Quantitative dynamic contrast enhanced magnetic resonance imaging (DCE-MRI) measures the rate of transfer of contrast agent from the vascular space to the tissue space by fitting signal-time data to pharmacokinetic models. However, these models are very sensitive to errors in T1 mapping. Accurate T1 mapping is necessary for high quality quantitative DCE-MRI studies.

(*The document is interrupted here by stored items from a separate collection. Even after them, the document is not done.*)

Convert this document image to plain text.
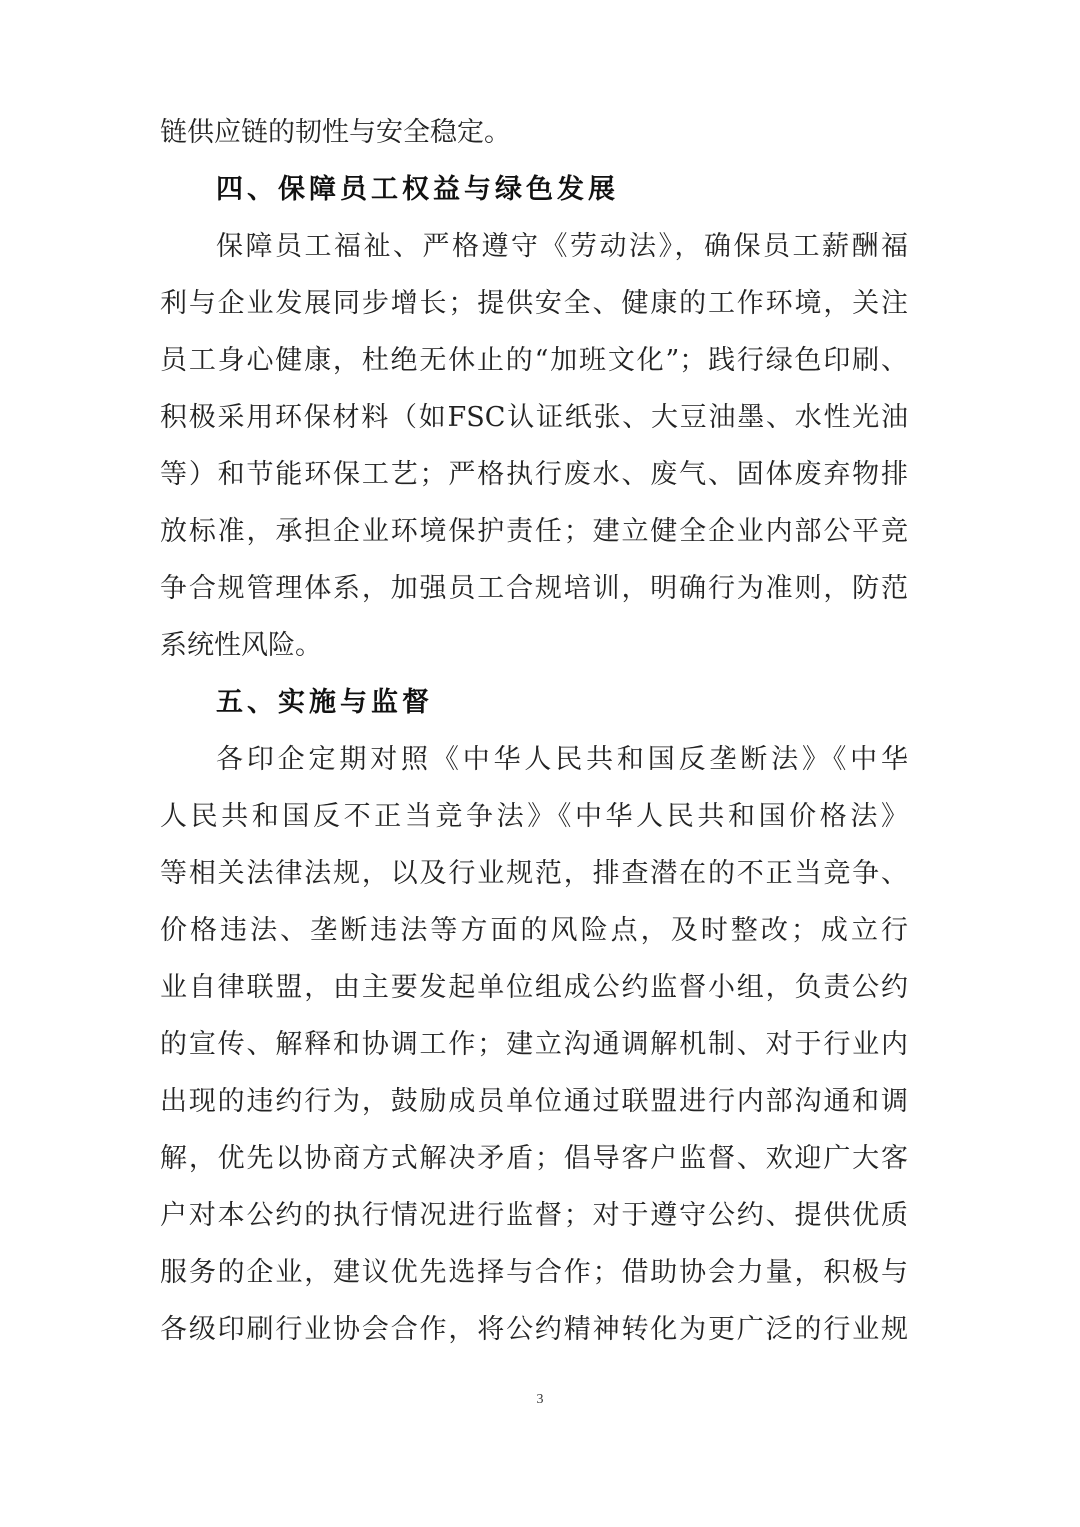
链供应链的韧性与安全稳定。
四、保障员工权益与绿色发展
保障员工福祉、严格遵守《劳动法》，确保员工薪酬福
利与企业发展同步增长；提供安全、健康的工作环境，关注
员工身心健康，杜绝无休止的“加班文化”；践行绿色印刷、
积极采用环保材料（如FSC认证纸张、大豆油墨、水性光油
等）和节能环保工艺；严格执行废水、废气、固体废弃物排
放标准，承担企业环境保护责任；建立健全企业内部公平竞
争合规管理体系，加强员工合规培训，明确行为准则，防范
系统性风险。
五、实施与监督
各印企定期对照《中华人民共和国反垄断法》《中华
人民共和国反不正当竞争法》《中华人民共和国价格法》
等相关法律法规，以及行业规范，排查潜在的不正当竞争、
价格违法、垄断违法等方面的风险点，及时整改；成立行
业自律联盟，由主要发起单位组成公约监督小组，负责公约
的宣传、解释和协调工作；建立沟通调解机制、对于行业内
出现的违约行为，鼓励成员单位通过联盟进行内部沟通和调
解，优先以协商方式解决矛盾；倡导客户监督、欢迎广大客
户对本公约的执行情况进行监督；对于遵守公约、提供优质
服务的企业，建议优先选择与合作；借助协会力量，积极与
各级印刷行业协会合作，将公约精神转化为更广泛的行业规
3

This study compares magnetization prepared rapid (two) gradient echo sequence (MP2RAGE) T1-mapping accuracy to the conventional variable flip angle (VFA) approach, and also determines the effect of the new T1-mapping method on the Ktrans parameter. VFA and MP2RAGE T1 values were compared to the gold standard inverse recovery (IR) method in phantom over manually drawn ROIs. In vivo, ROIs were manually drawn over prostate and prostatic lesions. Average T1 values over ROIs were compared and Ktrans maps for each method were calculated via the extended Tofts model. VFA-T1 maps overestimated T1 values by up to 50% compared to gold standard IR T1 values in phantom. MP2RAGE differed by up to 9%. MP2RAGE-T1 and Ktrans values were significantly different from VFA values over prostatic lesions (p < 0.05). Ktrans was consistently underestimated using VFA compared to MP2RAGE (p < 0.05). MP2RAGE T1 maps are shown to be more accurate, leading to more reliable pharmacokinetic modeling. This can potentially lead to better lesion characterization and improve clinical outcomes.